China, government, savings, and conspicuous consumption

One of the interesting things Jonathan Siegel talked about from his Beijing trip was the attitudes Chinese people have to their finances, and to their government:

The Chinese also love and trust their government. Those I met did and statistics appear to agree. 97% of the Chinese people trust their government vs 37.3% in the US. And something unexpected to me—83% of Chinese think their Country is run for the people vs 36.7% in the US.

They are incessant savers. Statistics say greater than 30% of gross earnings is saved (at personal and national level) compared to our negative savings rate. When I asked what my small sample group would do with being gifted a day’s earnings? “Save it.” How about a month’s earnings—wanna buy something? “Nope.” A year’s earnings? Still no takers. Definitely a different twist to what I expected from my Western mindset (buy a new Macbook Pro anyone? just me?).

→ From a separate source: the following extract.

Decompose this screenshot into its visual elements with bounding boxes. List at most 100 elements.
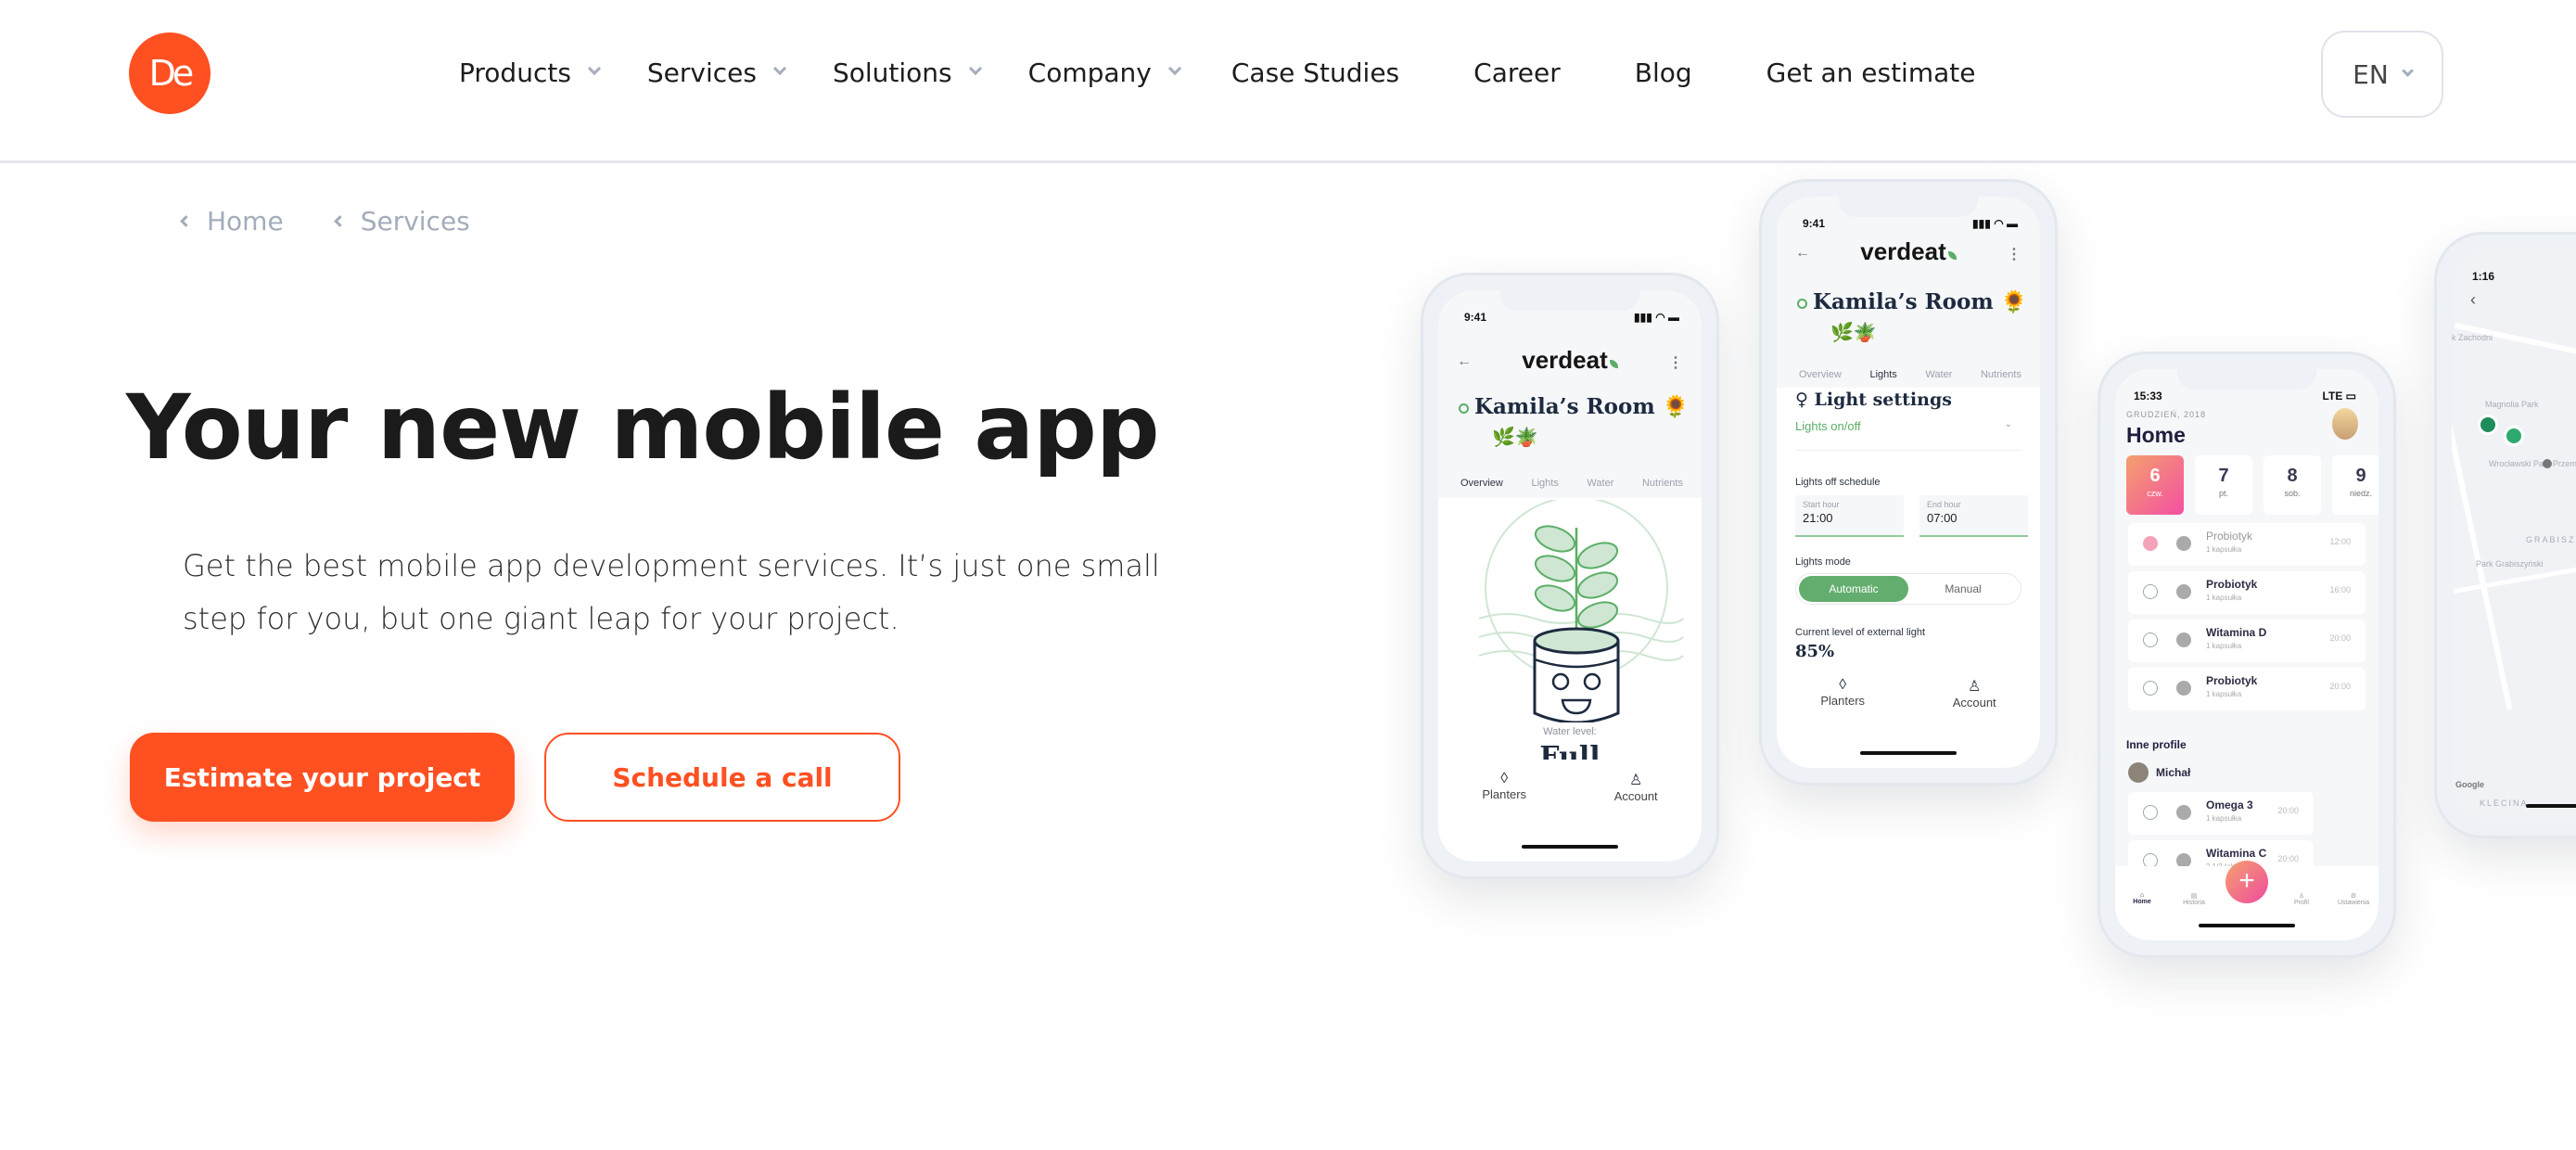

I asked Jonathan where the numbers in the first paragraph came from and he dug out the post from Robert Shiller which went on to make some other interesting points:

For one thing, although the Chinese don’t elect their leaders, they trust their government more. According to recent World Values Surveys, 96.7% of Chinese expressed confidence in their government, compared to only 37.3% of Americans. Likewise, 83.5% of Chinese thought their country is run for all the people, rather than for a few big interest groups, whereas only 36.7% of Americans thought the same of their country. With this relatively higher trust, China’s government and enterprises are better able to enact and implement strict policies that promote saving and growth.

Moreover, while economic inequality is on the rise in both countries, Chinese and Americans comprehend this very differently. In the US, widely called “the land of opportunity,” the shame of being poor is unbearable, and there are no cultural resources to enable such people to maintain self-esteem, especially when the country is so successful overall. As inequality deepens, many who fall behind struggle to save face, consuming in order to maintain the appearance of success. At the same time, those who rise from low economic status revel in their newfound wealth by engaging in spectacular displays of personal spending.

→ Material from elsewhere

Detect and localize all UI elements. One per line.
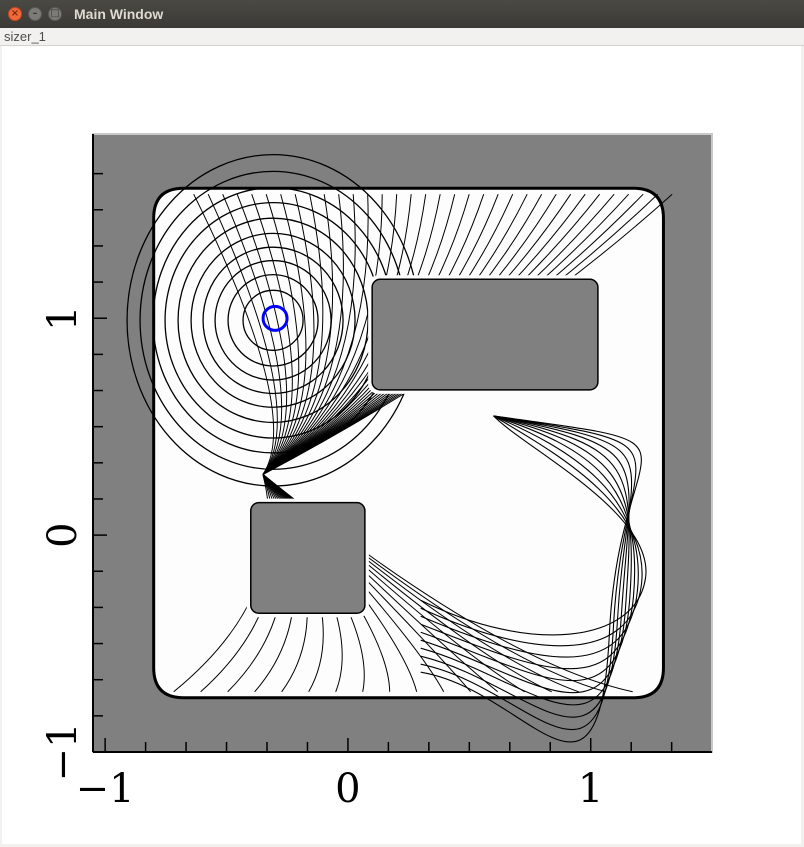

By contrast, poor people in China mostly view their personal situation as transitional. People still remember the Cultural Revolution and view themselves as survivors of a shared traumatic experience, underpinning a commitment to collective sacrifice in order to rebuild the country. There is no shame in being poor in China if one reflects that one’s children or grandchildren will be wealthy and successful. On the contrary, as in postwar Germany, it is a matter of pride that one is working hard through a difficult situation that will later be remembered as a historic transition.

In the US, one’s income is a dark secret that one might not reveal even to one’s own spouse. In China, people tell each other how much they earn with relative ease. Especially in Chinese villages, people know how their neighbors are faring. Conspicuous consumption becomes less important when people already know your income.